Das Luftflottenkommando

Braunschweig galt in den 1930ern bereits als “Stadt der Flieger”, was sicherlich auch dazu beigetragen hatte, dass bei der Wiederaufrüstung im Nationalsozialismus allein drei Luftwaffenkasernen in Braunschweig entstanden. 1938 wurde dann auch noch das Hauptquartier der neugebildeten Luftwaffengruppe II (West) nach Braunschweig gelegt. An der Grunewaldstraße (damals: Boelckestraße), in unmittelbarer Nähe zum damaligen Aufmarschplatz des heutigen Franzschen Feldes, war vorher ein repräsentativer Staatsbau entstanden, zu dem Hermann Göring als Reichsminister der Luftfahrt und Oberbefehlshaber der Luftwaffe am 1. November 1936 den Grundstein gelegt hatte. Dabei wurde Göring nebenher zum Ehrenbürger der Stadt ernannt. Knappe 15 Monate später war der massige Komplex nebst einiger Seitengebäude (u.a. Offiziers­wohnhäuser) fertiggestellt und wurde am 30. März 1938 eingeweiht.

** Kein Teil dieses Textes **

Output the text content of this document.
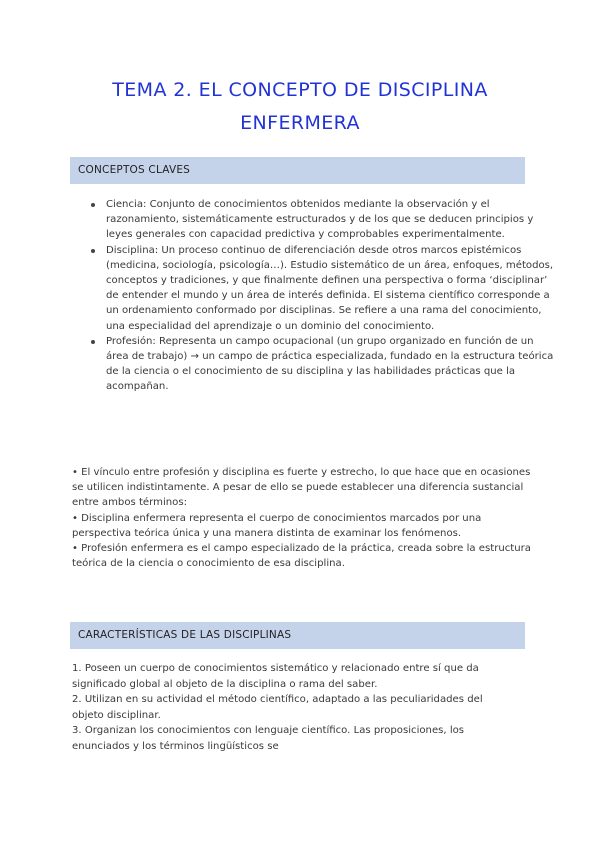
TEMA 2. EL CONCEPTO DE DISCIPLINA ENFERMERA
CONCEPTOS CLAVES
Ciencia: Conjunto de conocimientos obtenidos mediante la observación y el razonamiento, sistemáticamente estructurados y de los que se deducen principios y leyes generales con capacidad predictiva y comprobables experimentalmente.
Disciplina: Un proceso continuo de diferenciación desde otros marcos epistémicos (medicina, sociología, psicología…). Estudio sistemático de un área, enfoques, métodos, conceptos y tradiciones, y que finalmente definen una perspectiva o forma ‘disciplinar’ de entender el mundo y un área de interés definida. El sistema científico corresponde a un ordenamiento conformado por disciplinas. Se refiere a una rama del conocimiento, una especialidad del aprendizaje o un dominio del conocimiento.
Profesión: Representa un campo ocupacional (un grupo organizado en función de un área de trabajo) → un campo de práctica especializada, fundado en la estructura teórica de la ciencia o el conocimiento de su disciplina y las habilidades prácticas que la acompañan.

• El vínculo entre profesión y disciplina es fuerte y estrecho, lo que hace que en ocasiones se utilicen indistintamente. A pesar de ello se puede establecer una diferencia sustancial entre ambos términos:

• Disciplina enfermera representa el cuerpo de conocimientos marcados por una perspectiva teórica única y una manera distinta de examinar los fenómenos.

• Profesión enfermera es el campo especializado de la práctica, creada sobre la estructura teórica de la ciencia o conocimiento de esa disciplina.

CARACTERÍSTICAS DE LAS DISCIPLINAS

1. Poseen un cuerpo de conocimientos sistemático y relacionado entre sí que da significado global al objeto de la disciplina o rama del saber.

2. Utilizan en su actividad el método científico, adaptado a las peculiaridades del objeto disciplinar.

3. Organizan los conocimientos con lenguaje científico. Las proposiciones, los enunciados y los términos lingüísticos se
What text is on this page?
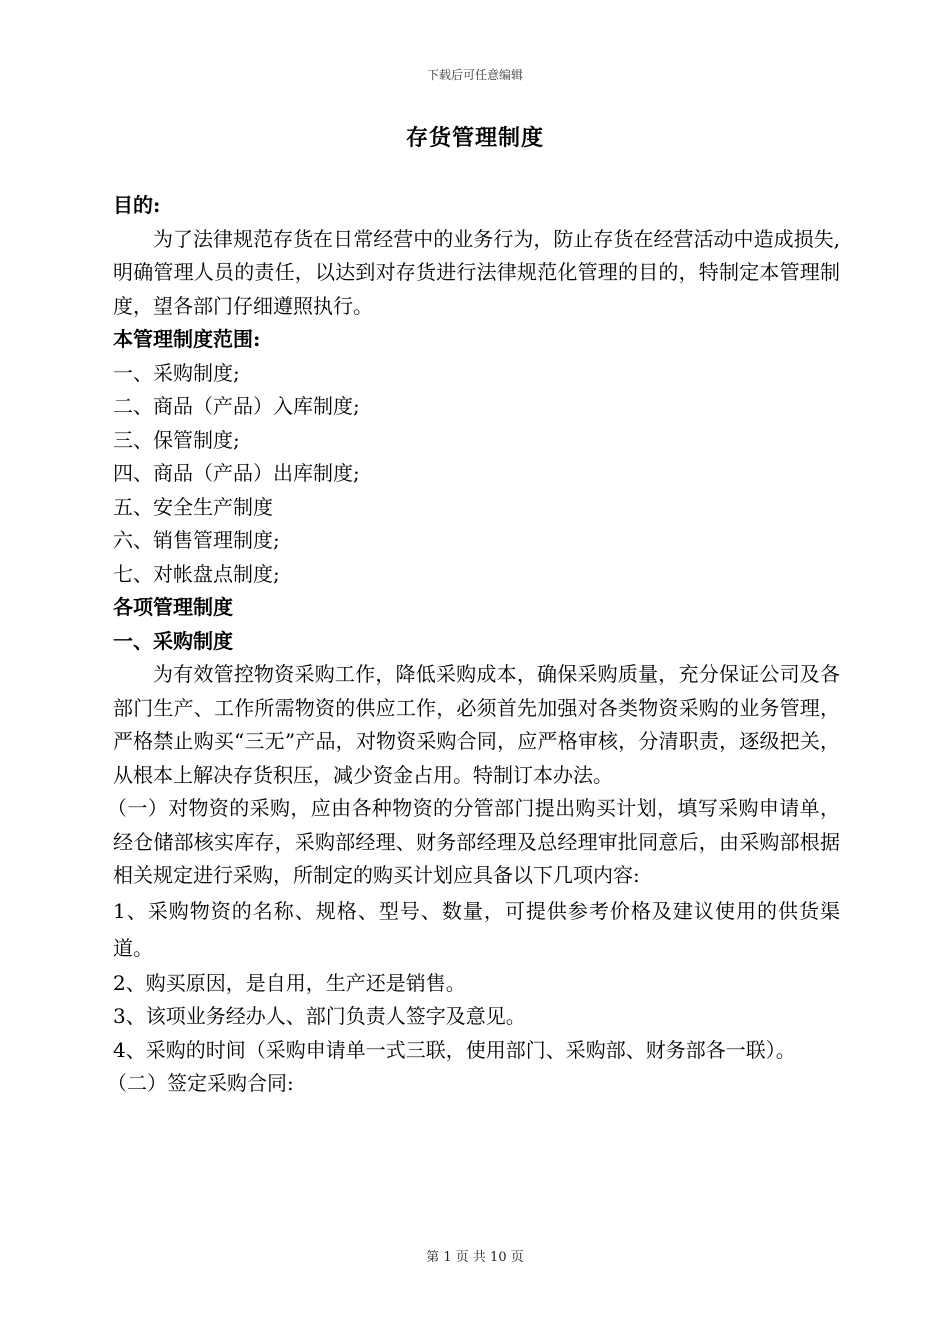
下载后可任意编辑
存货管理制度

目的:

为了法律规范存货在日常经营中的业务行为，防止存货在经营活动中造成损失,明确管理人员的责任，以达到对存货进行法律规范化管理的目的，特制定本管理制度，望各部门仔细遵照执行。

本管理制度范围:

一、采购制度;

二、商品（产品）入库制度;

三、保管制度;

四、商品（产品）出库制度;

五、安全生产制度

六、销售管理制度;

七、对帐盘点制度;

各项管理制度

一、采购制度

为有效管控物资采购工作，降低采购成本，确保采购质量，充分保证公司及各部门生产、工作所需物资的供应工作，必须首先加强对各类物资采购的业务管理，严格禁止购买“三无”产品，对物资采购合同，应严格审核，分清职责，逐级把关，从根本上解决存货积压，减少资金占用。特制订本办法。

（一）对物资的采购，应由各种物资的分管部门提出购买计划，填写采购申请单，经仓储部核实库存，采购部经理、财务部经理及总经理审批同意后，由采购部根据相关规定进行采购，所制定的购买计划应具备以下几项内容:

1、采购物资的名称、规格、型号、数量，可提供参考价格及建议使用的供货渠道。

2、购买原因，是自用，生产还是销售。

3、该项业务经办人、部门负责人签字及意见。

4、采购的时间（采购申请单一式三联，使用部门、采购部、财务部各一联）。

（二）签定采购合同:

第 1 页 共 10 页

In dem über 300 Räume umfassenden Luftflottenkommando, das für den gesamten nordwest­deutschen Raum zuständig war, wurden Fliegerhorste geplant, Fliegerbewegungen koordiniert und auch Mobilisierungspläne erstellt. Wie bei Staatsbauten üblich, wurde repräsentativ gebaut: Rauhputz an der Außenseite, Werkstein-eingefasste Fenster und Türen und Säulen geben dem Bauwerk einen massigen Charakter. Im Inneren dominieren polierter Kalkstein, Messing und Kassettendecken das Erscheinungs­bild. Die kleinen Büros verfügten über Panzer­schränke, die auch heute noch vorhanden sind. Für den Schulbetrieb sind heute je drei Büros zu einem Klassenraum zusammen­gelegt. Erhalten geblieben sind noch die für die Akten vorgesehenen Lasten­aufzüge und die Paternoster für den Personen­transport (beides wird jedoch nicht mehr verwendet und lediglich aus denkmal­pflegerischen Gesichtspunkten erhalten). Im Keller der Gebäudetrakte befinden sich Luftschutzkeller. Auch sind hier die abgeklemmten Reste dicker Kabelstränge zu erkennen – wohl die Kommunikationsadern der ehemaligen Leitstelle.
Auch der Dachboden bietet Besonderheiten: So wurde aus Schutzüberlegungen heraus ein teilweise betonierter Dachstuhl ausgeführt. An einer Stelle ist ein Bombentreffer dokumentiert, hier wurde der Betonträger zerstört. Ansonsten blieb das Gebäude aber während des Krieges von der Zerstörung verschont und behielt so im Inneren und Äußeren den Charakter eines NS-Bauwerks.

Nach Kriegsende richteten dann die britischen Besatzungssoldaten hier ihr Hauptquartier ein. Ab 1948 zog dort die “Niedersächsische Erziehungsstätte” ein. Weitere vielfältige Verwendungen (Kino, Bücherei, Theater) folgten. Heute steht ein Großteil des Gebäudekomplexes der IGS Franzsches Feld zur Verfügung. Ein Teil diente aber auch lange Zeit wieder einem militärischen Zweck: dort waren u.a. das Kreiswehrersatzamt und eine Bundeswehrfachschule untergebracht.